The evening of the event, there were about 80 people in the school foyer ready to watch the different performers. In attendance was Tyler’s family, including his grandmother. This is where the real story starts. As Tyler got up and welcomed everyone, he explained that his reason for doing this was because he really needed to help others. He described how much it hurt when his grandfather had passed away, how the pain had been so great and he had hurt so much and he wanted to help others because it hurt so much. He explained that his grandparents would have been married 50 years this summer and his first song was dedicated to them as he had been practicing to play it at their anniversary. Beautiful. Powerful. Here was an 18 year old young man doing what many other adults could never do, would never do. Then, with each performer that took the stage, there was a story. One had lost a sibling, another had lost a parent and a third had recently lost a sibling. They sang and danced in remembrance. The band, which one of the staff plays in, took the stage. One of the members had recently lost their spouse. It was an incredible evening. It all happened because one young man wanted to give – give to others because of the hurt he felt. Throughout the evening, people laughed and people cried. They applauded the efforts of the performers, enjoyed coffee and dainties and shared in conversation.
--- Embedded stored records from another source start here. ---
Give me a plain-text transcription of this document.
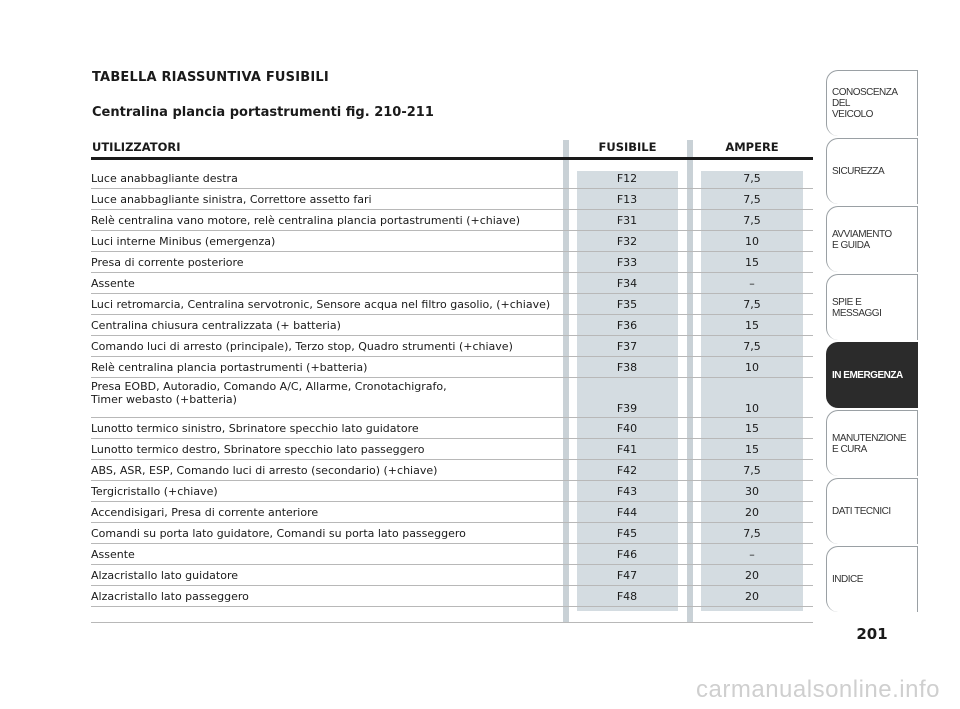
TABELLA RIASSUNTIVA FUSIBILI
Centralina plancia portastrumenti fig. 210-211
UTILIZZATORI	FUSIBILE	AMPERE
Luce anabbagliante destra	F12	7,5
Luce anabbagliante sinistra, Correttore assetto fari	F13	7,5
Relè centralina vano motore, relè centralina plancia portastrumenti (+chiave)	F31	7,5
Luci interne Minibus (emergenza)	F32	10
Presa di corrente posteriore	F33	15
Assente	F34	–
Luci retromarcia, Centralina servotronic, Sensore acqua nel filtro gasolio, (+chiave)	F35	7,5
Centralina chiusura centralizzata (+ batteria)	F36	15
Comando luci di arresto (principale), Terzo stop, Quadro strumenti (+chiave)	F37	7,5
Relè centralina plancia portastrumenti (+batteria)	F38	10
Presa EOBD, Autoradio, Comando A/C, Allarme, Cronotachigrafo,
Timer webasto (+batteria)
F39	10
Lunotto termico sinistro, Sbrinatore specchio lato guidatore	F40	15
Lunotto termico destro, Sbrinatore specchio lato passeggero	F41	15
ABS, ASR, ESP, Comando luci di arresto (secondario) (+chiave)	F42	7,5
Tergicristallo (+chiave)	F43	30
Accendisigari, Presa di corrente anteriore	F44	20
Comandi su porta lato guidatore, Comandi su porta lato passeggero	F45	7,5
Assente	F46	–
Alzacristallo lato guidatore	F47	20
Alzacristallo lato passeggero	F48	20
CONOSCENZA
DEL
VEICOLO
SICUREZZA
AVVIAMENTO
E GUIDA
SPIE E
MESSAGGI
IN EMERGENZA
MANUTENZIONE
E CURA
DATI TECNICI
INDICE
201
carmanualsonline.info
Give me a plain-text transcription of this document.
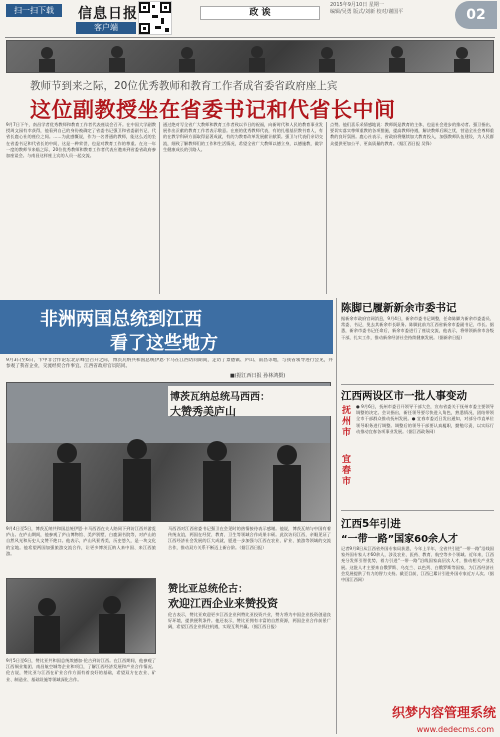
扫一扫下载	信息日报
客户端
政 诶
2015年9月10日 星期一
编辑/吴勇 版式/刘新 校对/谢国平	02
教师节到来之际，20位优秀教师和教育工作者成省委省政府座上宾
这位副教授坐在省委书记和代省长中间
9月7日下午，南昌学者优秀教师和教育工作者代表座谈会召开。在中国大学副教授周文园有幸获得，他看到自己的身份被确定了省委书记强卫和省委副书记、代省长鹿心社的座位之间。……为此感慨说，作为一名普通的教师，能这么近的坐在省委书记和代省长的中间，这是一种荣誉，也是对教育工作的尊重。在这一年一度的教师节来临之际，20位优秀教师和教育工作者代表应邀来到省委省政府参加座谈会。与南昌这样座上宾的人员一起交流。
通过绝对写全省广大教师和教育工作者致以节日的祝福，向新时代和人民的教育事业发展作出贡献的教育工作者表示敬意。在座的优秀教师代表，有的扎根基层教书育人，有的在教学科研方面取得显著成就，有的为教育改革发展献计献策。强卫与代表们亲切交流，细致了解教师们的工作和生活情况，希望全省广大教师以德立身，以德施教，做学生健康成长的引路人。
点赞。他们喜乐采情感地说：教师既是教育的主体，也是社会进步的推动者。强卫指出，要切实落实尊师重教的各项措施，提高教师待遇，解决教师后顾之忧，营造全社会尊师重教的良好氛围。鹿心社表示，省政府将继续加大教育投入，加强教师队伍建设，为人民群众提供更加公平、更高质量的教育。（据江西日报 吴锋）
非洲两国总统到江西
看了这些地方
9月3日至6日，卡中非合作论坛北京峰会召开之际，博茨瓦纳共和国总统伊恩·卡马在江西访问期间，走访了景德镇、庐山、南昌等地，与我省领导进行会见，并参观了我省企业，交流经贸合作事宜。江西省政府官员陪同。
■(据江西日报 孙林鸿摄)
9月4日至5日，博茨瓦纳共和国总统伊恩·卡马西西在夫人陪同下到访江西并游览庐山。在庐山期间，他参观了庐山博物馆、美庐别墅、白鹿洞书院等，对庐山的自然风光和历史人文赞不绝口。他表示，庐山风景秀美，历史悠久，是一块文化的宝地。他希望两国加强旅游交流合作，让更多博茨瓦纳人来中国、来江西旅游。
马西西对江西省委书记强卫在会见时的热情接待表示感谢。他说，博茨瓦纳与中国有着传统友谊，两国在经贸、教育、卫生等领域合作成果丰硕。此次访问江西，亲眼见证了江西经济社会发展的巨大成就，愿进一步加强与江西在农业、矿业、旅游等领域的交流合作，推动双方关系不断迈上新台阶。（据江西日报）
博茨瓦纳总统马西西：
大赞秀美庐山
赞比亚总统伦古：
欢迎江西企业来赞投资
伦古表示，赞比亚欢迎更多江西企业到赞比亚投资兴业，赞方将为中国企业投资创造良好环境，提供便利条件。他还表示，赞比亚拥有丰富的自然资源，两国企业合作前景广阔，希望江西企业抓住机遇，实现互利共赢。（据江西日报）
9月5日至6日，赞比亚共和国总统埃德加·伦古到访江西。在江西期间，他参观了江西铜业集团、南昌航空城等企业和项目，了解江西经济发展和产业合作情况。伦古说，赞比亚与江西在矿业合作方面有着良好的基础，希望双方在农业、矿业、制造业、基础设施等领域深化合作。
陈脚已履新新余市委书记
据新余市政府官网消息，9月4日，新余市委书记调整，任命陈脚为新余市委委员、常委、书记，免去其新余市长职务。陈脚此前为江西省新余市委副书记、市长。据悉，新余市委书记任命后，新余市委进行了座谈交流，他表示，将带领新余市各级干部，扎实工作，推动新余经济社会持续健康发展。（据新余日报）
江西两设区市一批人事变动
抚州市
宜春市
● 9月6日，抚州市委召开领导干部大会，宣布省委关于抚州市委主要领导调整的决定。会议指出，新任领导要尽快进入角色，熟悉情况，团结带领全市干部群众推动抚州发展。● 宜春市委近日发出通知，对部分市直单位领导职务进行调整。调整后的领导干部要认真履职，勤勉尽责，以实际行动推动宜春各项事业发展。（据江西政务网）
江西5年引进
“一带一路”国家60余人才
记者9月8日从江西省外国专家局获悉，今年上半年，全省共引进“一带一路”沿线国家外国专家人才60余人，涉及农业、医药、教育、航空等多个领域。近年来，江西充分发挥引智优势，着力引进“一带一路”沿线国家高层次人才，推动相关产业发展。这批人才主要来自俄罗斯、乌克兰、以色列、白俄罗斯等国家，为江西经济社会发展提供了有力的智力支持。截至目前，江西已累计引进外国专家近万人次。（据中国江西网）
织梦内容管理系统
www.dedecms.com
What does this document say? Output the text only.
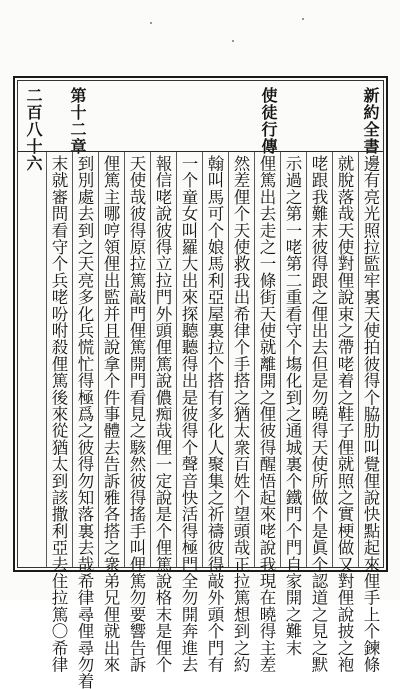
新約全書
使徒行傳
第十二章
二百八十六
邊有亮光照拉監牢裏天使拍彼得个脇肋叫覺俚說快點起來俚手上个鍊條
就脫落哉天使對俚說束之帶咾着之鞋子俚就照之實梗做又對俚說披之袍
咾跟我難末彼得跟之俚出去但是勿曉得天使所做个是眞个認道之見之默
示過之第一咾第二重看守个塲化到之通城裏个鐵門个門自家開之難末
俚篤出去走之一條街天使就離開之俚彼得醒悟起來咾說我現在曉得主差
然差俚个天使救我出希律个手搭之猶太衆百姓个望頭哉正拉篤想到之約
翰叫馬可个娘馬利亞屋裏拉个搭有多化人聚集之祈禱彼得敲外頭个門有
一个童女叫羅大出來探聽聽得出是彼得个聲音快活得極門全勿開奔進去
報信咾說彼得立拉門外頭俚篤說儂痴哉俚一定說是个俚篤說格末是俚个
天使哉彼得原拉篤敲門俚篤開門看見之駭然彼得搖手叫俚篤勿要響告訴
俚篤主哪哼領俚出監并且說拿个件事體去告訴雅各搭之衆弟兄俚就出來
到別處去到之天亮多化兵慌忙得極爲之彼得勿知落裏去哉希律尋俚尋勿着
末就審問看守个兵咾吩咐殺俚篤後來從猶太到該撒利亞去住拉篤〇希律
All because one young man wanted to give.
Schools Are Real Life
Too often I hear the phrase “Well, when they leave school and experience real life…..” In fact, school is real life. To try to explain that to anyone who isn’t in a school is difficult. Schools reflect, to some degree, the society of which they are a part. Some of the resistance to change is, in fact, a resistance of society to the changes taking place. Schools are more than just places of learning, they are places of living which are changing and evolving. For so long schools have tried to keep the changes taking place in the society from disturbing what was going on within their walls. This is no longer acceptable – our schools need to be living and growing, adapting and changing. But it’s more than just technology – it’s about all aspects of life. Too often when people discuss school reform, they focus on technology and learning but it’s so much more – it’s about life long learning. You can’t stop the rain from falling but you can use it to power your ideas and grow your dreams if you quit complaining about it falling
Tyler ended the open mic portion of the Coffee House with a classic Tom Petty song – Free Falling.
Schools are real life – real life for our children. Things may not be where we expect them to be but then again, when does life ever go according to someone’s schedule or plan. Let’s not diminish what does take place through focusing on one narrow aspect like technology. Life is so much bigger.